Zweite Alaje wrote:Dakini wrote:I also like how the puppets defending Alaje are somehow oblivious to the fact that he mistook women with female video game characters and acting as though these are one and the same. Or perhaps they don't consider this part of his fucking problem when it very clearly is.
This is especially ironic because earlier in the thread he was doing one of those "men in video games are typecast and unrealistic and not at all like most men" things. Yet for some reason, he thinks that video games accurately depict women (or at least this is suggested by the fact that he somehow can't tell women apart from video game "women").
I don't see how it would seem I think game females and real females are the same, when I've been saying "they're just games, calm you're tits" the whole time.
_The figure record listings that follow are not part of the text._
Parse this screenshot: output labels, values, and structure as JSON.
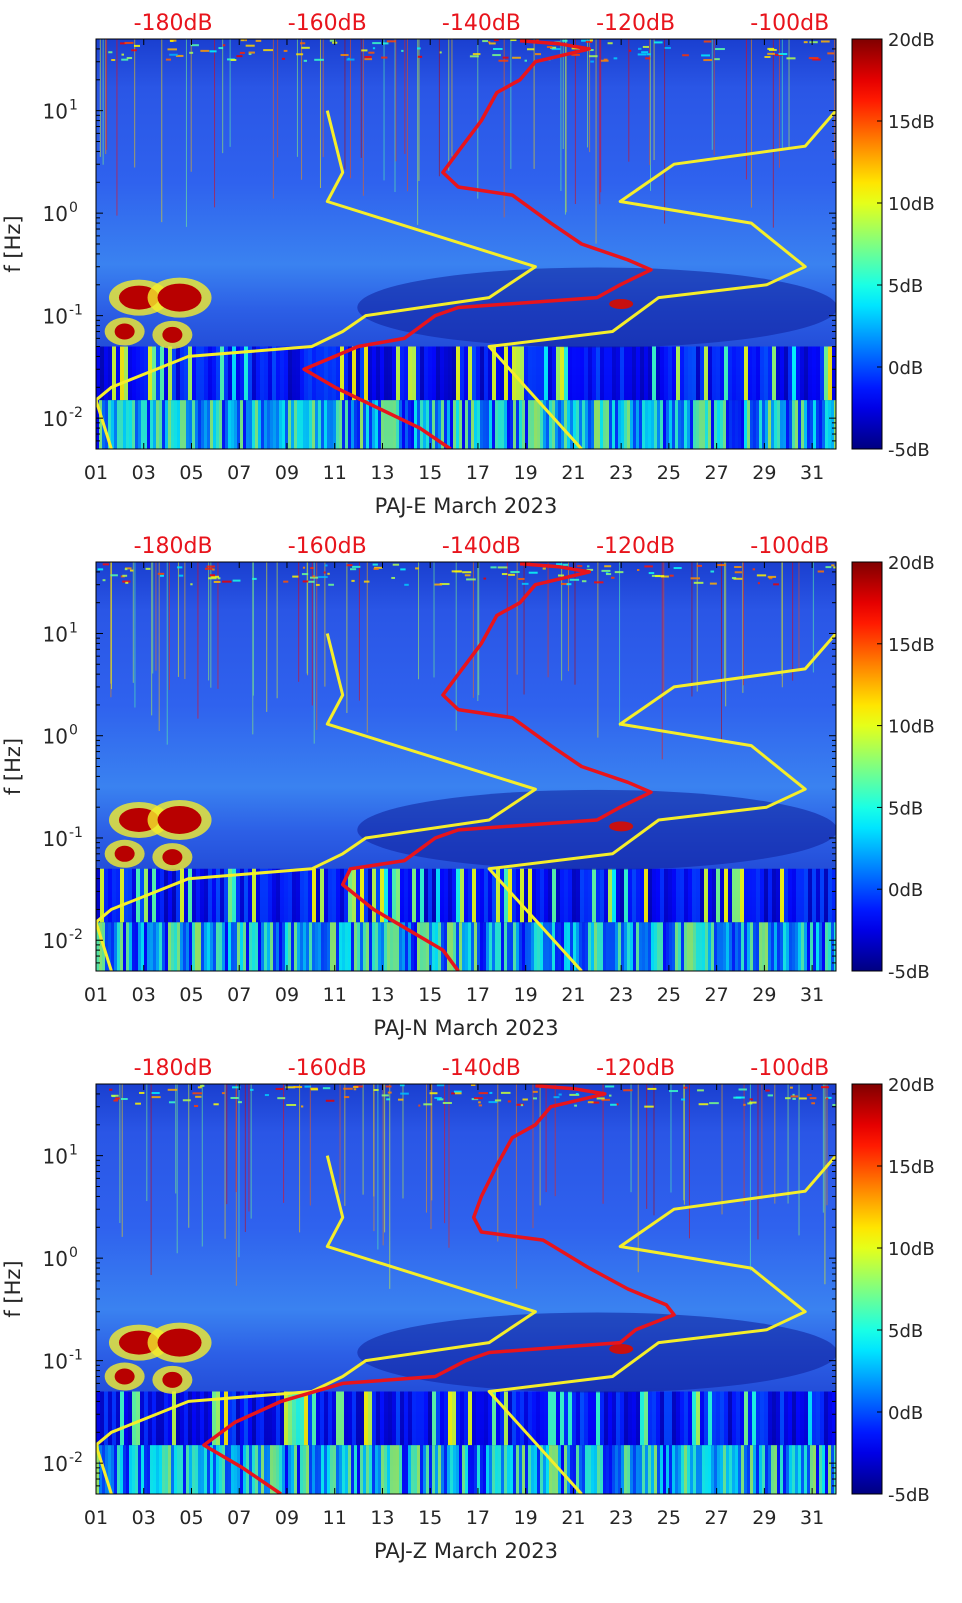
{
  "colorbar": {
    "ticks": [
      20,
      15,
      10,
      5,
      0,
      -5
    ],
    "tick_labels": [
      "20dB",
      "15dB",
      "10dB",
      "5dB",
      "0dB",
      "-5dB"
    ],
    "range": [
      -5,
      20
    ],
    "colormap": "jet"
  },
  "colors": {
    "psd_curve": "#e8141c",
    "noise_model": "#f5ee2a",
    "top_axis_text": "#e8141c"
  },
  "chart_data": [
    {
      "type": "heatmap",
      "xlabel": "PAJ-E March 2023",
      "ylabel": "f [Hz]",
      "x_ticks": [
        "01",
        "03",
        "05",
        "07",
        "09",
        "11",
        "13",
        "15",
        "17",
        "19",
        "21",
        "23",
        "25",
        "27",
        "29",
        "31"
      ],
      "x_range": [
        1,
        32
      ],
      "y_scale": "log",
      "y_range": [
        0.005,
        50
      ],
      "y_ticks": [
        "10^-2",
        "10^-1",
        "10^0",
        "10^1"
      ],
      "top_axis_labels": [
        "-180dB",
        "-160dB",
        "-140dB",
        "-120dB",
        "-100dB"
      ],
      "top_axis_range": [
        -190,
        -94
      ],
      "series": [
        {
          "kind": "model",
          "color": "yellow",
          "points": [
            [
              -160,
              10
            ],
            [
              -158,
              2.5
            ],
            [
              -160,
              1.3
            ],
            [
              -133,
              0.3
            ],
            [
              -139,
              0.15
            ],
            [
              -155,
              0.1
            ],
            [
              -158,
              0.07
            ],
            [
              -162,
              0.05
            ],
            [
              -178,
              0.04
            ],
            [
              -188,
              0.02
            ],
            [
              -190,
              0.015
            ],
            [
              -188,
              0.005
            ]
          ]
        },
        {
          "kind": "model",
          "color": "yellow",
          "points": [
            [
              -94,
              10
            ],
            [
              -98,
              4.5
            ],
            [
              -115,
              3
            ],
            [
              -122,
              1.3
            ],
            [
              -105,
              0.8
            ],
            [
              -98,
              0.3
            ],
            [
              -103,
              0.2
            ],
            [
              -117,
              0.15
            ],
            [
              -123,
              0.07
            ],
            [
              -139,
              0.05
            ],
            [
              -127,
              0.005
            ]
          ]
        },
        {
          "kind": "psd",
          "color": "red",
          "points": [
            [
              -135,
              48
            ],
            [
              -130,
              45
            ],
            [
              -126,
              40
            ],
            [
              -133,
              30
            ],
            [
              -135,
              20
            ],
            [
              -138,
              15
            ],
            [
              -140,
              8
            ],
            [
              -143,
              4
            ],
            [
              -145,
              2.5
            ],
            [
              -143,
              1.8
            ],
            [
              -136,
              1.5
            ],
            [
              -131,
              0.8
            ],
            [
              -127,
              0.5
            ],
            [
              -121,
              0.35
            ],
            [
              -118,
              0.28
            ],
            [
              -122,
              0.2
            ],
            [
              -125,
              0.15
            ],
            [
              -143,
              0.12
            ],
            [
              -146,
              0.1
            ],
            [
              -150,
              0.06
            ],
            [
              -156,
              0.05
            ],
            [
              -163,
              0.03
            ],
            [
              -159,
              0.02
            ],
            [
              -148,
              0.008
            ],
            [
              -144,
              0.005
            ]
          ]
        }
      ]
    },
    {
      "type": "heatmap",
      "xlabel": "PAJ-N March 2023",
      "ylabel": "f [Hz]",
      "x_ticks": [
        "01",
        "03",
        "05",
        "07",
        "09",
        "11",
        "13",
        "15",
        "17",
        "19",
        "21",
        "23",
        "25",
        "27",
        "29",
        "31"
      ],
      "x_range": [
        1,
        32
      ],
      "y_scale": "log",
      "y_range": [
        0.005,
        50
      ],
      "y_ticks": [
        "10^-2",
        "10^-1",
        "10^0",
        "10^1"
      ],
      "top_axis_labels": [
        "-180dB",
        "-160dB",
        "-140dB",
        "-120dB",
        "-100dB"
      ],
      "top_axis_range": [
        -190,
        -94
      ],
      "series": [
        {
          "kind": "model",
          "color": "yellow",
          "points": [
            [
              -160,
              10
            ],
            [
              -158,
              2.5
            ],
            [
              -160,
              1.3
            ],
            [
              -133,
              0.3
            ],
            [
              -139,
              0.15
            ],
            [
              -155,
              0.1
            ],
            [
              -158,
              0.07
            ],
            [
              -162,
              0.05
            ],
            [
              -178,
              0.04
            ],
            [
              -188,
              0.02
            ],
            [
              -190,
              0.015
            ],
            [
              -188,
              0.005
            ]
          ]
        },
        {
          "kind": "model",
          "color": "yellow",
          "points": [
            [
              -94,
              10
            ],
            [
              -98,
              4.5
            ],
            [
              -115,
              3
            ],
            [
              -122,
              1.3
            ],
            [
              -105,
              0.8
            ],
            [
              -98,
              0.3
            ],
            [
              -103,
              0.2
            ],
            [
              -117,
              0.15
            ],
            [
              -123,
              0.07
            ],
            [
              -139,
              0.05
            ],
            [
              -127,
              0.005
            ]
          ]
        },
        {
          "kind": "psd",
          "color": "red",
          "points": [
            [
              -135,
              48
            ],
            [
              -130,
              45
            ],
            [
              -126,
              40
            ],
            [
              -133,
              30
            ],
            [
              -135,
              20
            ],
            [
              -138,
              15
            ],
            [
              -140,
              8
            ],
            [
              -143,
              4
            ],
            [
              -145,
              2.5
            ],
            [
              -143,
              1.8
            ],
            [
              -136,
              1.5
            ],
            [
              -131,
              0.8
            ],
            [
              -127,
              0.5
            ],
            [
              -121,
              0.35
            ],
            [
              -118,
              0.28
            ],
            [
              -122,
              0.2
            ],
            [
              -125,
              0.15
            ],
            [
              -143,
              0.12
            ],
            [
              -146,
              0.1
            ],
            [
              -150,
              0.06
            ],
            [
              -157,
              0.05
            ],
            [
              -158,
              0.035
            ],
            [
              -154,
              0.02
            ],
            [
              -145,
              0.008
            ],
            [
              -143,
              0.005
            ]
          ]
        }
      ]
    },
    {
      "type": "heatmap",
      "xlabel": "PAJ-Z March 2023",
      "ylabel": "f [Hz]",
      "x_ticks": [
        "01",
        "03",
        "05",
        "07",
        "09",
        "11",
        "13",
        "15",
        "17",
        "19",
        "21",
        "23",
        "25",
        "27",
        "29",
        "31"
      ],
      "x_range": [
        1,
        32
      ],
      "y_scale": "log",
      "y_range": [
        0.005,
        50
      ],
      "y_ticks": [
        "10^-2",
        "10^-1",
        "10^0",
        "10^1"
      ],
      "top_axis_labels": [
        "-180dB",
        "-160dB",
        "-140dB",
        "-120dB",
        "-100dB"
      ],
      "top_axis_range": [
        -190,
        -94
      ],
      "series": [
        {
          "kind": "model",
          "color": "yellow",
          "points": [
            [
              -160,
              10
            ],
            [
              -158,
              2.5
            ],
            [
              -160,
              1.3
            ],
            [
              -133,
              0.3
            ],
            [
              -139,
              0.15
            ],
            [
              -155,
              0.1
            ],
            [
              -158,
              0.07
            ],
            [
              -162,
              0.05
            ],
            [
              -178,
              0.04
            ],
            [
              -188,
              0.02
            ],
            [
              -190,
              0.015
            ],
            [
              -188,
              0.005
            ]
          ]
        },
        {
          "kind": "model",
          "color": "yellow",
          "points": [
            [
              -94,
              10
            ],
            [
              -98,
              4.5
            ],
            [
              -115,
              3
            ],
            [
              -122,
              1.3
            ],
            [
              -105,
              0.8
            ],
            [
              -98,
              0.3
            ],
            [
              -103,
              0.2
            ],
            [
              -117,
              0.15
            ],
            [
              -123,
              0.07
            ],
            [
              -139,
              0.05
            ],
            [
              -127,
              0.005
            ]
          ]
        },
        {
          "kind": "psd",
          "color": "red",
          "points": [
            [
              -133,
              48
            ],
            [
              -128,
              45
            ],
            [
              -124,
              40
            ],
            [
              -131,
              30
            ],
            [
              -133,
              20
            ],
            [
              -136,
              15
            ],
            [
              -138,
              8
            ],
            [
              -140,
              4
            ],
            [
              -141,
              2.5
            ],
            [
              -140,
              1.8
            ],
            [
              -132,
              1.5
            ],
            [
              -126,
              0.8
            ],
            [
              -121,
              0.5
            ],
            [
              -116,
              0.35
            ],
            [
              -115,
              0.28
            ],
            [
              -120,
              0.2
            ],
            [
              -122,
              0.15
            ],
            [
              -139,
              0.12
            ],
            [
              -142,
              0.1
            ],
            [
              -146,
              0.07
            ],
            [
              -158,
              0.06
            ],
            [
              -166,
              0.04
            ],
            [
              -172,
              0.025
            ],
            [
              -176,
              0.015
            ],
            [
              -171,
              0.009
            ],
            [
              -166,
              0.005
            ]
          ]
        }
      ]
    }
  ]
}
I was pointing out that sure some things about game characters annoy me too, but I don't scream "SEKSIZM SEKSIZM!!!!". Same goes for female characters, some of there designs are weird and gaudy, but its a game I can take it with a grain of salt. I'm not gonna die because a game.
Here's the thing. Humans are social creatures.
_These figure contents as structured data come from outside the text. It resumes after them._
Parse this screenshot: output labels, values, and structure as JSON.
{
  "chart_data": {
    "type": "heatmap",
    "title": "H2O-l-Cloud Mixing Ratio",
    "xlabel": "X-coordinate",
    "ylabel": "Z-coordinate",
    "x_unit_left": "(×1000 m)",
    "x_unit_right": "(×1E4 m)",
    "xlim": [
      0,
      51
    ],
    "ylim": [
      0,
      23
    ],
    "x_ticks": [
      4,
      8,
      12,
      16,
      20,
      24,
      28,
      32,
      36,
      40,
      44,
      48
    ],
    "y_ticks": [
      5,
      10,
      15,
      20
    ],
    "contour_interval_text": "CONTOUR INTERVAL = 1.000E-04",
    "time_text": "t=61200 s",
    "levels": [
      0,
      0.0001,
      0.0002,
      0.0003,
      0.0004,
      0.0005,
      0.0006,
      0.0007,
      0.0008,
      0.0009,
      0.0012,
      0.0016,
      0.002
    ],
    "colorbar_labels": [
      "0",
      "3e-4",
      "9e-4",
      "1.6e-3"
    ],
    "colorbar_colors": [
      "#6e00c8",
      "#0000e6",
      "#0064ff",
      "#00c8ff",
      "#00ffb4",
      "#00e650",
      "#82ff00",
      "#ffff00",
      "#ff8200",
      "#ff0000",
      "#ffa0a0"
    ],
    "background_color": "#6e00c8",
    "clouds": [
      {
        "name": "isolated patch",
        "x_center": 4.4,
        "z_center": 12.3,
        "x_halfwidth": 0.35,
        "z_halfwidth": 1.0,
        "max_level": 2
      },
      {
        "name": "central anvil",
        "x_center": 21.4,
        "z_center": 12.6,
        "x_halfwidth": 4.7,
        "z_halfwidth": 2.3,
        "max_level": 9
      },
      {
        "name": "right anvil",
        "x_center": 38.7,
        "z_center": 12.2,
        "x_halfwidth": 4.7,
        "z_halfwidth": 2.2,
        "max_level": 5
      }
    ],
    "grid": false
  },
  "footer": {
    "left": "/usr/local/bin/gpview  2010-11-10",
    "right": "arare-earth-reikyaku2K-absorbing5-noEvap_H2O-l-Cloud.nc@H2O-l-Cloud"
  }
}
Yes, it's true, one video game character with hugely obnoxious tits (looking at you, soul calibur) or one male character with obnoxiously masculine hero arms and Rambo guns (looking at you, Duke Nukem, which I've never played) is pretty inconsequential. A blip even.
However, when combined with the prevalent repeated sexism of other games, books, movies, tv shows, sitcoms (looking at you, everybody loves Raymond), radio, internet articles...it starts to become socialized in your head as average, normal, acceptable, preferable even. This massive voluminous amount of sexism gradually corrupts others to create more of itself. It's a disease really.
It leads us to where we are now, that women are support not leaders. That men are perpetrators not victims. Why is this?
Because we've seen it a thousand times. It's normal.